Comedians are mad. That is a largely uncontested fact. The idea of standing in a badly lit basement bar in front of 150 drunk strangers, armed with nothing but a microphone and some pre-written mother-in-law jokes and trying to make them laugh is just a crazy thing to do.
If you’ve ever been to a stand-up comedy gig, you’ll know the gut-wrenching awfulness of watching someone try and fail – the pitilessness of an unimpressed audience, the total lack of anywhere to hide. Imagine that, seen from the perspective of the guy trying to tell the joke. I did it, once – I was a straight-man guest on someone’s comedy show at a Soho theatre a couple of years ago – and even one line falling flat made me want to immediately run home and cry and phone my mum. (Several lines fell flat.) Doing that for a career? No. It’s just insane.
Of course, my describing stand-up comedians as mad is hugely insensitive, since so many have genuinely struggled with mental illness. The “sad clown” archetype has several real instances. Tony Hancock suffered for years from depression and alcoholism, and eventually committed suicide. Spike Milligan had severe bipolar disorder, or manic depression as it was known in those days. During one of his low periods, he said: “I cannot stand being awake. The pain is too much. Something has happened to me, this vital spark has stopped burning. It’s like another person taking over, very strange.”
In more recent years, Stephen Fry has spoken of his own struggle with the same illness. In his teens, during a manic phase, he rampaged around London on stolen credit cards, buying “ridiculous suits with stiff collars and silk ties from the 1920s”, drinking cocktails in the Savoy. And, in a depressed phase, he walked out of a play he was starring in, and sat for two hours in his car, the door of his garage sealed, on the edge of killing himself.

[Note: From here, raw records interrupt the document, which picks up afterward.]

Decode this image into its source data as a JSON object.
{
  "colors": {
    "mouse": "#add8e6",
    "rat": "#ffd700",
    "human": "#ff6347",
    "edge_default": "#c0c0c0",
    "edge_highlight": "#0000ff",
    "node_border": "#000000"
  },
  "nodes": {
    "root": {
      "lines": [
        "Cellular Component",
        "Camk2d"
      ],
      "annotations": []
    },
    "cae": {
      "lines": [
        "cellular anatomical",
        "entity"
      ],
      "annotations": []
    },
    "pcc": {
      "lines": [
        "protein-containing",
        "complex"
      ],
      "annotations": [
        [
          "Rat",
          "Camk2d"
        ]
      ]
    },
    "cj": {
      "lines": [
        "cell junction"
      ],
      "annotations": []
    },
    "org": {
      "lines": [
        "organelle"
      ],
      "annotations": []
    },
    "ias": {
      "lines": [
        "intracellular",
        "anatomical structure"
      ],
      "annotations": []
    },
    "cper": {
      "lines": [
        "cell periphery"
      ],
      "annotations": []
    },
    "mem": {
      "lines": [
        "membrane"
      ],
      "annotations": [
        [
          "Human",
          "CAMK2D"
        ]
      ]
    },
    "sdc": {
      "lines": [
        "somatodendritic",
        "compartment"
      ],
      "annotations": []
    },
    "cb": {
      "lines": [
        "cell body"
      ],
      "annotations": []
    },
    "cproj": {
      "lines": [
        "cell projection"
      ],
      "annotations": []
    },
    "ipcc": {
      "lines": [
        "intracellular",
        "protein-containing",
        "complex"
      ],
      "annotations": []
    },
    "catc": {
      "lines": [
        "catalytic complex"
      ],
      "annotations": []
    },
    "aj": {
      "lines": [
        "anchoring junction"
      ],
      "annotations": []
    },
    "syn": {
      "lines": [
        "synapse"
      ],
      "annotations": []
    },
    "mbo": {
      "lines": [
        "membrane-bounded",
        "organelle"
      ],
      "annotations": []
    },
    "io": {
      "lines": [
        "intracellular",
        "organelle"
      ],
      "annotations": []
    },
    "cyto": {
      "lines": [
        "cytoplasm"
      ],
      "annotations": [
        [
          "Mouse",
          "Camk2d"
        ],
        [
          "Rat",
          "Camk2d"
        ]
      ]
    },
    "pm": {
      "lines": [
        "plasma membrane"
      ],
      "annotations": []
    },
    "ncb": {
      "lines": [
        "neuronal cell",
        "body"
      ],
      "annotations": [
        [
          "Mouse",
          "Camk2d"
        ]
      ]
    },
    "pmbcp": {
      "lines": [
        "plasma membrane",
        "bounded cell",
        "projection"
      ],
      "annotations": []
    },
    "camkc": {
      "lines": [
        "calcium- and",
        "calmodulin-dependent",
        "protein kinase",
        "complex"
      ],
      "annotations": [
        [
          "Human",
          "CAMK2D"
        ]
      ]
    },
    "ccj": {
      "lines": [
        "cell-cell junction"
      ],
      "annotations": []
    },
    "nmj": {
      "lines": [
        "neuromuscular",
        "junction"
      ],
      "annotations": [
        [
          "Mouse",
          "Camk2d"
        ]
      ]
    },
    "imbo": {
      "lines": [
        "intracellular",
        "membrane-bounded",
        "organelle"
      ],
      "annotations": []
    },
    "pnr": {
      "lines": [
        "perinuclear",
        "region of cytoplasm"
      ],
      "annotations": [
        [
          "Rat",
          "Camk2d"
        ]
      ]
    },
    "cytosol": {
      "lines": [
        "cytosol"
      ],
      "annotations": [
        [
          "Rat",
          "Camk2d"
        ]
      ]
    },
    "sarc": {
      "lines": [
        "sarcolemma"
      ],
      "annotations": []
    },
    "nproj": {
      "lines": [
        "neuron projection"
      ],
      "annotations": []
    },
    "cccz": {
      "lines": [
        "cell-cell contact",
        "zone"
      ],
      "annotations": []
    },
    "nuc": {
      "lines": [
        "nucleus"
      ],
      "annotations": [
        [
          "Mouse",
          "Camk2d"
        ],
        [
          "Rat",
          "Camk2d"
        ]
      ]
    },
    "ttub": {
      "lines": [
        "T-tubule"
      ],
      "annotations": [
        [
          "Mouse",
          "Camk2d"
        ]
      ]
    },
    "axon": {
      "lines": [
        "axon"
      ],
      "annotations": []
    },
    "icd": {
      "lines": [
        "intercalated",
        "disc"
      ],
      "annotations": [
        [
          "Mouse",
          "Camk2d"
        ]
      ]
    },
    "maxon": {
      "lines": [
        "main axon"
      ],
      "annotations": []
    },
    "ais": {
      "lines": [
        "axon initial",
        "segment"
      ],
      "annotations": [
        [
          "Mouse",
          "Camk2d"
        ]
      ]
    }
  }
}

Now research in the British Journal of Psychiatry (BJP) has suggested that “psychotic” personality traits – those associated with bipolar disorder, and with schizophrenia – are common in comedians, and that they may even aid the creativity and the unorthodox view on the world that comedy relies on.
A survey of more than 500 British comedians found that they scored significantly higher than a control group on various traits, such as “cognitive disorganisation” – a difficulty in focusing and marshalling one’s thoughts – and “impulsive non-conformity”, a tendency towards doing socially unacceptable things on a sudden whim. They also had a tendency towards “unusual experiences”, which involves belief in the paranormal or supernatural, and “introvertive anhedonia”, or a reduced ability to feel pleasure, both physical and social.
It’s easy to imagine that these traits could help someone become a comic. Disorganised thoughts become anarchic digressions; antisocial impulses become wild, taboo-busting spontaneity. And being less sensitive to social pleasure could drive you to seek more approval, and get ever bigger laughs from ever larger groups.
Whether that’s the case or not – and we should always be a bit wary of telling superficially plausible just-so stories like this – there always has been a link between creativity and mental illness. An article in the Journal of Creative Behaviour, “The Sylvia Plath Effect”, showed that creative writers are more prone to mental illness than the wider population (and that female poets were the most prone, hence the title). It’s all too easy to think of examples of artists and writers – Vincent van Gogh, Virginia Woolf, Hunter S Thompson – for whom creativity came at too high a cost to their mind.
And the BJP article suggests that the same is true in comedy. They point out that Milligan, in his manic phases, used “the freely associating thought processes of his manic states to generate the zany humour and the wildly ridiculous ideas” that made his name. Comedy and creativity can also, it suggests, be an outlet for depressive thoughts – a form of self-medication.
Of course, all of this is a huge and wild generalisation. The study found a statistical tendency for comedians to score more highly in these personality traits. That does not imply that every comedian, or even very many, are struggling with mental health issues. We’re all on a spectrum for all of them, to some degree, and while comedians scored above average, there’s a long way between “average” and “pathological”.
I’ve met and interviewed several comics – I used to review stand-up for a living – and all the ones I’ve come across have been perfectly well-adjusted people. (In fact, some, such as Robin Ince and Tim Minchin, are fiercely rational and opposed to the hippyish magical thinking implied by “unusual experiences”.) Perhaps psychotic traits are more pronounced in comedians than in the wider population, but “more than not very” is often still “not very”.
Even so, the sad clown and the genius madman are such vivid images that when we read something which seems to support them, when we have our existing stereotypes so utterly confirmed, we can’t help but leap on it. And, of course, we all think there’s something crazy about deliberately going on stage, staring into the lights, trying to think of a comeback to the beery heckler in the third row. You don’t have to be mad to work here, and all that.